We also heard from BigThink.com, a site where they’ve been interviewing hundreds of experts in fields ranging from metaphysical explorations of death to specific discussions of certain health conditions. Anyone can add their own comments to a discussion or start their own idea threads, with the intent of facilitating intellectual conversations and discovery through an online video platform.

In the education world, universities have started requesting their own branded pages where they can both link to BigThink content and add talks from their own faculty, and students have been using it as a research tool as they can get video and transcripts from some of the leading minds in the world to help flesh out or sparks ideas for papers.

The final presenter was from Magnify.net. He put forth the idea that universities should be curators of the videos that relate to their respective institutions. What Magnify.net allows them to do is create their own pages and then use their search engine to retrieve videos from across the web that are related to them. These include everything from advertising put out by the college's communications department, to student films, to any video that's tagged with the name of that particular institution.

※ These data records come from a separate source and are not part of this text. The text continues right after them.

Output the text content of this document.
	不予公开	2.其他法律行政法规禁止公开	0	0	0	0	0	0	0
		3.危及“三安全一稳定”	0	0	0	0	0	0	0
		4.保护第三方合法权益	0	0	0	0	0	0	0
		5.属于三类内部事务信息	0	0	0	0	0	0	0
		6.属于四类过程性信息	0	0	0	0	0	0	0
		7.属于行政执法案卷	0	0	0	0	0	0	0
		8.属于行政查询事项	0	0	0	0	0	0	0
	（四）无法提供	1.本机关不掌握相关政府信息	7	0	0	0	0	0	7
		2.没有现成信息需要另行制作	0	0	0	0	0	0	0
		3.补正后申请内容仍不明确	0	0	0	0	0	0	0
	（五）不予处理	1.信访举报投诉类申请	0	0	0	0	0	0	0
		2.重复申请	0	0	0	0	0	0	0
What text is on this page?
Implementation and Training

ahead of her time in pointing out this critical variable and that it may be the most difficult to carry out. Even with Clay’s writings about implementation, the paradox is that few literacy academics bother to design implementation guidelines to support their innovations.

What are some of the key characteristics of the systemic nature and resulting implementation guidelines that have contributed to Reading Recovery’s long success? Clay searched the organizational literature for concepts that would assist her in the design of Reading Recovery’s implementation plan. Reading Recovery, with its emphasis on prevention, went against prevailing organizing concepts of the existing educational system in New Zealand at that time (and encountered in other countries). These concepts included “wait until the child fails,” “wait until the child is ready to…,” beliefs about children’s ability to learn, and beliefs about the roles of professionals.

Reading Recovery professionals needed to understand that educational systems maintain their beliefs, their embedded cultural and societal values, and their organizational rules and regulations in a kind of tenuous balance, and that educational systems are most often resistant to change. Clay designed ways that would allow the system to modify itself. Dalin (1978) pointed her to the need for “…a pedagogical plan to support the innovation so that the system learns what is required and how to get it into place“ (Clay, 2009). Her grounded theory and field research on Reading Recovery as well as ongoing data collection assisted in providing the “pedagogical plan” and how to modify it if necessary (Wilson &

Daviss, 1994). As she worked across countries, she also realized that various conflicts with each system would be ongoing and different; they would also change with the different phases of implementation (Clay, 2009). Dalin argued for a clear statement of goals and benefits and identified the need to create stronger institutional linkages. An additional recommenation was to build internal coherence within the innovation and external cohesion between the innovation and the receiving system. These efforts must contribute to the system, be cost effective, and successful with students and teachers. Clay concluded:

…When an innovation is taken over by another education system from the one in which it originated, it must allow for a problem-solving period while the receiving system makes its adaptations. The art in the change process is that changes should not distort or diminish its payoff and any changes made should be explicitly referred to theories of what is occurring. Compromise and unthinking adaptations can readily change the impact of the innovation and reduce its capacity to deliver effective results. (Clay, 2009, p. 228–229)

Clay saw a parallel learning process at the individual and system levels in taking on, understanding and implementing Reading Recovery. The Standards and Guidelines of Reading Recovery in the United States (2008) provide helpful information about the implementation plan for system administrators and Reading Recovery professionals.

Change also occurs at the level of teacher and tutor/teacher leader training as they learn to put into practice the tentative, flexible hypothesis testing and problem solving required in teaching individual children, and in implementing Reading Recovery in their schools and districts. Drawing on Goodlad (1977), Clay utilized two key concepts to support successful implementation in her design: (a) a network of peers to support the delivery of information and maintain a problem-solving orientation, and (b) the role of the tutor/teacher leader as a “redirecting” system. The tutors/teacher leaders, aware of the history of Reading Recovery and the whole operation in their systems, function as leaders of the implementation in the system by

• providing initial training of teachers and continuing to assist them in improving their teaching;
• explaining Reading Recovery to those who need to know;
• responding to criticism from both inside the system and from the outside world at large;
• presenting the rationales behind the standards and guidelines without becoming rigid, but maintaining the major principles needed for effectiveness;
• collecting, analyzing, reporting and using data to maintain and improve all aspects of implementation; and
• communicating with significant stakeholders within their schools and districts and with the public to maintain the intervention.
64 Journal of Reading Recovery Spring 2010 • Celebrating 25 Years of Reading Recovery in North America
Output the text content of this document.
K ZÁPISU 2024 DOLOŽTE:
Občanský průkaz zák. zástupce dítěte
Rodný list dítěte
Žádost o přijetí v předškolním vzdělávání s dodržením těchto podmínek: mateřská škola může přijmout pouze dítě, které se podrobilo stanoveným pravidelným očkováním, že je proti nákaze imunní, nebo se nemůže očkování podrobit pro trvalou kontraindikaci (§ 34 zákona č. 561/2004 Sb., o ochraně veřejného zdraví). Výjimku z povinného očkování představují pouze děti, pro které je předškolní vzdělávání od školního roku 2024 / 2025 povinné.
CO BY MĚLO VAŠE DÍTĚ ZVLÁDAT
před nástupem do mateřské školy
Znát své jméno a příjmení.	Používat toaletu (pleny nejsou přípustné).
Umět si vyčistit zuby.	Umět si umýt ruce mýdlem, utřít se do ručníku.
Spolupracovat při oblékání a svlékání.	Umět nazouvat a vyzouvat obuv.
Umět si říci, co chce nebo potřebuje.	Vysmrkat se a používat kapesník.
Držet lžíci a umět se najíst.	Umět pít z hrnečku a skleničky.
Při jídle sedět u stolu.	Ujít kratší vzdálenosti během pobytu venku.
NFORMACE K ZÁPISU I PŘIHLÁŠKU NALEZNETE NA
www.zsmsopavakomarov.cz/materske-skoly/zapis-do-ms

In this way alumni can be kept in the loop as to what's happening at their alma mater, high school kids deciding where to go can see what life is like on campus from many different angles, and this tool can even be used to conduct research about a particular institution. Here's an example of this model in action with Skidmore College.

This was a fantastic discussion to attend, with some interesting new ideas presented that help further highlight the potential impact of broadband and online video in education.